她一摸兜,一巴掌就糊了上去,揪着耳朵,“你是不是又从我这摸钱喝酒去了?”
“哎哎哎,哪能呢,你再找找,说不定掉了呢。”
男人挣脱,连忙转移话题:“不过这小子是真能啊,以前就觉着挺机灵的,那么小一点就知道从我这进东西往学校卖吃回扣,现在果然出息了。”
简念眨眨眼,他们在说……陆准吗?
她点头,表示赞同,他确实很聪明,也很会赚钱。
司机唉了一声,搭着方向盘回头,跟她商量:“哎,姑娘,我估计前面还得堵好一会,前面就两百米了,你自己过去呗。”
简念看也不远了,就点点头,开门下车。
“废话,你当跟那家子似的,又不是亲……”
小卖部门口的两个人见了她,话音忽然低了下来,低头吃饭。
简念疑惑,又不是什么?
听上去他们好像是认识陆准的,她想去问问更多关于他的事,两人却吃完了饭,陆续起身进了小卖部里头。

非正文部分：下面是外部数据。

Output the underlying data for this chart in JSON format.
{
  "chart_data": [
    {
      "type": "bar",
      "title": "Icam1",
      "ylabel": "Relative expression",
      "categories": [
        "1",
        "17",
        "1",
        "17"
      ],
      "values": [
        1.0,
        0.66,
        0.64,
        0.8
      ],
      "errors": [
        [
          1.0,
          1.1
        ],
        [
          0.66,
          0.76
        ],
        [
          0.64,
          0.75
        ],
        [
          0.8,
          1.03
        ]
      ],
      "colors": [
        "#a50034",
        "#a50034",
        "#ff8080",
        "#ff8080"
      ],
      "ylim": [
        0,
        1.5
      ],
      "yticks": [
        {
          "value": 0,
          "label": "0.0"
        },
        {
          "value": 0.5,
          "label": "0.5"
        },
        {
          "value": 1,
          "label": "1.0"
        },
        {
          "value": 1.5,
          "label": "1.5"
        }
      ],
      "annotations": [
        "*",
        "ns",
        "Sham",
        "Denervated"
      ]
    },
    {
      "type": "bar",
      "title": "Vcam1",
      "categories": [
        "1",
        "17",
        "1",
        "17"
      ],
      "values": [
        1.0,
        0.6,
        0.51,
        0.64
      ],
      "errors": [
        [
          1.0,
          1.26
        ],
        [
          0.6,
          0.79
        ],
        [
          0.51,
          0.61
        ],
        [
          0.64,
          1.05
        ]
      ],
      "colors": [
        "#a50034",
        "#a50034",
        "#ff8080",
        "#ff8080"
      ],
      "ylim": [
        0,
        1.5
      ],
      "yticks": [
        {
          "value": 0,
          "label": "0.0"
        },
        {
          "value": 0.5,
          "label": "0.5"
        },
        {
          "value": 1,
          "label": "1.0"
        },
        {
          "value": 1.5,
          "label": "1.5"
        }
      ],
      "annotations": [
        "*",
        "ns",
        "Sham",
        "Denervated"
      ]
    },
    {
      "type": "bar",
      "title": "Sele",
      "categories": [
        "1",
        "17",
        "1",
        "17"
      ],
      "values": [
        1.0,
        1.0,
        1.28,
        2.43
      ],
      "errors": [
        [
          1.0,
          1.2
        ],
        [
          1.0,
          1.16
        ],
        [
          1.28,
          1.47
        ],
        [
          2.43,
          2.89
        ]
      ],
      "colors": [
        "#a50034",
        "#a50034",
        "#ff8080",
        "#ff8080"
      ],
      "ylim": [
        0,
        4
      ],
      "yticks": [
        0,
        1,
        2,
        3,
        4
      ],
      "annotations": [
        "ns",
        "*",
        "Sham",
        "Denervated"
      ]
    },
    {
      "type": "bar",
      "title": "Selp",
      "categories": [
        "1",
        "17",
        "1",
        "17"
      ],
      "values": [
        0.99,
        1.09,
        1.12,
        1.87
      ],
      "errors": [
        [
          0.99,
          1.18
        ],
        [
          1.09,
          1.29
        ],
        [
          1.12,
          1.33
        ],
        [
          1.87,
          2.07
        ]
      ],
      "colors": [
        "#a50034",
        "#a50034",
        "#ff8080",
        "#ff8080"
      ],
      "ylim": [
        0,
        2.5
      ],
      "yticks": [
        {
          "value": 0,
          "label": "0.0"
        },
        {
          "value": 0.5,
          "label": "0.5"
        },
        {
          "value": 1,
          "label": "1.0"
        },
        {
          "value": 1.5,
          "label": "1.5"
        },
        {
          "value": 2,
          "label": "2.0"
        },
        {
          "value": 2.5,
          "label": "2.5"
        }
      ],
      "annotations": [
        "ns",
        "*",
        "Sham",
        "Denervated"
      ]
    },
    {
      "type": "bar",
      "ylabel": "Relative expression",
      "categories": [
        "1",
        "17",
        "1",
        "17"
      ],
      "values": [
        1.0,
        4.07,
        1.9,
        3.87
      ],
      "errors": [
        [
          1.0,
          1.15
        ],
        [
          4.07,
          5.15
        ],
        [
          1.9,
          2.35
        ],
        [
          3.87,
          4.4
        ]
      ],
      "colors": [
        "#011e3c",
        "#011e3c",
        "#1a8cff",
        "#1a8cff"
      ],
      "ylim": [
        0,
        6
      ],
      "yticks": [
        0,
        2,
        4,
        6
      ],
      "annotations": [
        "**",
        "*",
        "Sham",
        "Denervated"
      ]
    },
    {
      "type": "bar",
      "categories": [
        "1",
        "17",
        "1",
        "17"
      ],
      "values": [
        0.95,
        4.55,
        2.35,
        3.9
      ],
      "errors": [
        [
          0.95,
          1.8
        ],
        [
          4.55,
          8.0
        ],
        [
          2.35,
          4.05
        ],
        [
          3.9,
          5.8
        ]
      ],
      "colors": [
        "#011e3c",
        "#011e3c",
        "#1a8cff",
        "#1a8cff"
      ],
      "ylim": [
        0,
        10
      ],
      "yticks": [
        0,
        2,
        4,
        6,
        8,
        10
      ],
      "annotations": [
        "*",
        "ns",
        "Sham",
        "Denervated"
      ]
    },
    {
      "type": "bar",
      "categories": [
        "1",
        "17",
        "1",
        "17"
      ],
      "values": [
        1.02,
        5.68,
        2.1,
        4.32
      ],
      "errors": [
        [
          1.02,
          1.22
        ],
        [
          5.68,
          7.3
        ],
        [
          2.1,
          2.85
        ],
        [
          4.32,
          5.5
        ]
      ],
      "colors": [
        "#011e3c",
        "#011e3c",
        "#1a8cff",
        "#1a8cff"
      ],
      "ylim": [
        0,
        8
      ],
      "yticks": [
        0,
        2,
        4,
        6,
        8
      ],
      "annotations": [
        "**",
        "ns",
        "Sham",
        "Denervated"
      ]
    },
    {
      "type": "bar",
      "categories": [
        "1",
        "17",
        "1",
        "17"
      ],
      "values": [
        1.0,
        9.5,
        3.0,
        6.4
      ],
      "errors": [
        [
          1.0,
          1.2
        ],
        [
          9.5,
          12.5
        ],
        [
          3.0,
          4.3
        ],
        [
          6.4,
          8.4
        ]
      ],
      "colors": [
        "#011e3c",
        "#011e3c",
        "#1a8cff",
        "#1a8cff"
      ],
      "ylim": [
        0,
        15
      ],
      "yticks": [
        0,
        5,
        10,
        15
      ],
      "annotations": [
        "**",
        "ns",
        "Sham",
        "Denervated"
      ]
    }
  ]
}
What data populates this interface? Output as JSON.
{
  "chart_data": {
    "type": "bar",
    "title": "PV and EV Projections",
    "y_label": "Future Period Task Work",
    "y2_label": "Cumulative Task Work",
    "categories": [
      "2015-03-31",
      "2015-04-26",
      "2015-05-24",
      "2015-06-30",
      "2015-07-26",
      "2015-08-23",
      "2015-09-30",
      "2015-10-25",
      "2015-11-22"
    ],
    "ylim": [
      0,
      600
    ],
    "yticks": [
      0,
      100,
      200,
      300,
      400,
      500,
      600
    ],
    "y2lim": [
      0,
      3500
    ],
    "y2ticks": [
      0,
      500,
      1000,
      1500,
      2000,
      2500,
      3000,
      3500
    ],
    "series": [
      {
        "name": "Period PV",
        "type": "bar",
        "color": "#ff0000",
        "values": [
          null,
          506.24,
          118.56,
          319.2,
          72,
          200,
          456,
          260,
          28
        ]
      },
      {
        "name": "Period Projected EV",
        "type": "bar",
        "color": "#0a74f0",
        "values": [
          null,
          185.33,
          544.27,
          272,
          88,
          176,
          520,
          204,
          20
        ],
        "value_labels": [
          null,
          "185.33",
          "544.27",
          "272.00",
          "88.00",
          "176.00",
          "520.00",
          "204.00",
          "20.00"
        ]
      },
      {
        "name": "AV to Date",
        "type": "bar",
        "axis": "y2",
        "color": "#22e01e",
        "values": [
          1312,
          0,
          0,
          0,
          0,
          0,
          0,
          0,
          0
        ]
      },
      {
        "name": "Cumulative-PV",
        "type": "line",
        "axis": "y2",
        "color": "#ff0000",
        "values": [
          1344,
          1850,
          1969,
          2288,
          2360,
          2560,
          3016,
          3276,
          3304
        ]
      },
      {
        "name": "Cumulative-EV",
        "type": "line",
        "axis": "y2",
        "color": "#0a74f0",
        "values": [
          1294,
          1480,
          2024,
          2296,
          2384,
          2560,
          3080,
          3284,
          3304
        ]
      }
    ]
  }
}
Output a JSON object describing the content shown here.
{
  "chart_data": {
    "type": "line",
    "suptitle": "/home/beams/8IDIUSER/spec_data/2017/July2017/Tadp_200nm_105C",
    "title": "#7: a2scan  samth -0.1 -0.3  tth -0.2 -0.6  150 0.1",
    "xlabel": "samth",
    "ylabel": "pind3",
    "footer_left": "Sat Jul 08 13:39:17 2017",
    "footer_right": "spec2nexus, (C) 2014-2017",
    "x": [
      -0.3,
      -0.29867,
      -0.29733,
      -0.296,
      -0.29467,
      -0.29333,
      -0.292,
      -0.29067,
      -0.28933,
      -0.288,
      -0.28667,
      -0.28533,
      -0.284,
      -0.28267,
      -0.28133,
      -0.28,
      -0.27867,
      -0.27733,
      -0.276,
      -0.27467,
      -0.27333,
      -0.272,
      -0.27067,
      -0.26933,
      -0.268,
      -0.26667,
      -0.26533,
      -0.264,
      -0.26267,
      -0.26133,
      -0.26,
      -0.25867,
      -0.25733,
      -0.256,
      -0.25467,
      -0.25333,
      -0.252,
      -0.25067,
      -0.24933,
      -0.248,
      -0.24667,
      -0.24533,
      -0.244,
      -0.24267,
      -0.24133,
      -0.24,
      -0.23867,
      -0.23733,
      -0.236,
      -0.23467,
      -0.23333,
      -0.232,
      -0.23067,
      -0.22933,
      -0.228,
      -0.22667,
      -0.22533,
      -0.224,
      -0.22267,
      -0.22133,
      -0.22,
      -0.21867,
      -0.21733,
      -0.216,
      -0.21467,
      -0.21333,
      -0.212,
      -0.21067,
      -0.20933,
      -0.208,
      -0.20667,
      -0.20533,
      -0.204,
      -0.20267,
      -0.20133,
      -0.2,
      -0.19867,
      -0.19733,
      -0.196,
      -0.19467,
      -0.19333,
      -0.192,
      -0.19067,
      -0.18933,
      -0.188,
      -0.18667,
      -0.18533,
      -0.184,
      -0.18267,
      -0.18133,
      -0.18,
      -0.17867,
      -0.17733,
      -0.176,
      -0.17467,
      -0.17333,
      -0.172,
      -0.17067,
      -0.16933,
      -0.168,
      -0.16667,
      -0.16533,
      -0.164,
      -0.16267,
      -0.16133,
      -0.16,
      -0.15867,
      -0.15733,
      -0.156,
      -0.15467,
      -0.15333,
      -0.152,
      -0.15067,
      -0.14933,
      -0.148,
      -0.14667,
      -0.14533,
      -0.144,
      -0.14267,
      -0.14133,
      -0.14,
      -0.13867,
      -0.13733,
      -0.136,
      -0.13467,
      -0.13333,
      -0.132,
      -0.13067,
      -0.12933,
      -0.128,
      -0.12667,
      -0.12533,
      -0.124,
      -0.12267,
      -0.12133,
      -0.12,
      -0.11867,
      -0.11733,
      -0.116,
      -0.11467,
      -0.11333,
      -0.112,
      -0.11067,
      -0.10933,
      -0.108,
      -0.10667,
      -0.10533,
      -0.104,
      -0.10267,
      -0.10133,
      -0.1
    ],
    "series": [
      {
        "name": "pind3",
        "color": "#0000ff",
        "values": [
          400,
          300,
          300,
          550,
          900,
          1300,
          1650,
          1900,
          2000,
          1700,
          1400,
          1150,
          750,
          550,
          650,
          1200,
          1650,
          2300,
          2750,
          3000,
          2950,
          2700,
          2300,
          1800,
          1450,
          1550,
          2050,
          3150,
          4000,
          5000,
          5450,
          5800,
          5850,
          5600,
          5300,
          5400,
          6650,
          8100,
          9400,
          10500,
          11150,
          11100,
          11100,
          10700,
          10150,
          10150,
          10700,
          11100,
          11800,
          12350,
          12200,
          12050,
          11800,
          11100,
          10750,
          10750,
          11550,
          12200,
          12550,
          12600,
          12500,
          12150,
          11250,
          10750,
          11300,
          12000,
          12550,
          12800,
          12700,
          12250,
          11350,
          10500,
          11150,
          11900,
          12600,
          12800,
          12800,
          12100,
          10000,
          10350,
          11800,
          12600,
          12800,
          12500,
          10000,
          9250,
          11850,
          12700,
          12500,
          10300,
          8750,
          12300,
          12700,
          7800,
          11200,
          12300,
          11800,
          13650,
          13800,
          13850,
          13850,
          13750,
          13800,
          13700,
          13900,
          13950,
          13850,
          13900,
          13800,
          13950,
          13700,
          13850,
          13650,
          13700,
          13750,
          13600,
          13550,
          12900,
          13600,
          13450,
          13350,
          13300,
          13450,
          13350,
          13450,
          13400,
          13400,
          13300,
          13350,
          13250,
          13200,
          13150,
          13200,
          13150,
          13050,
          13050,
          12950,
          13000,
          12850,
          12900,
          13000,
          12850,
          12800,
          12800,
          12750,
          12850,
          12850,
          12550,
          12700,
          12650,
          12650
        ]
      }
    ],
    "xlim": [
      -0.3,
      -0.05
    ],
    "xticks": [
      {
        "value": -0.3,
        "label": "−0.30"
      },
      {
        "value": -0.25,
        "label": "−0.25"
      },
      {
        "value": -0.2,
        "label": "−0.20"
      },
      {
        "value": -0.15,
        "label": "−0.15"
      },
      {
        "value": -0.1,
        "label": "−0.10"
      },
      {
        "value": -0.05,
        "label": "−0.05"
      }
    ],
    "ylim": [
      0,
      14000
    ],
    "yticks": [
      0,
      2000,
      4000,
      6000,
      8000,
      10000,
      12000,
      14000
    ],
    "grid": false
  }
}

绕过堵住的路口,简念到了陆家门口,院门是开着的,院里停着的电瓶车还没回来,大概是陆父还没下工。
她走进去,撩起门帘,走进去。
客厅里徐母正坐在沙发里,剥着橘子,跟人打着视频电话。
“……想闹闹呗,这事看闹出去了丢脸的是他们还是我们。”她嗤笑一声,“她那家里不就是想多要点彩礼,我跟你说她那个妈可精明了。”
电话里的声音听起来不太清晰。
“那就一直拖着啊,月份大了咋整?”
她悠悠的,“她还能打了不成?一二手货谁还会要。”
“再说了,”徐母扔掉橘子皮,“就她那样的我也看不上,没点规矩,穿的花里胡哨的,那指甲长的跟什么似的,哪像是个老实过日子的?我们家一飞什么样的娶不着?”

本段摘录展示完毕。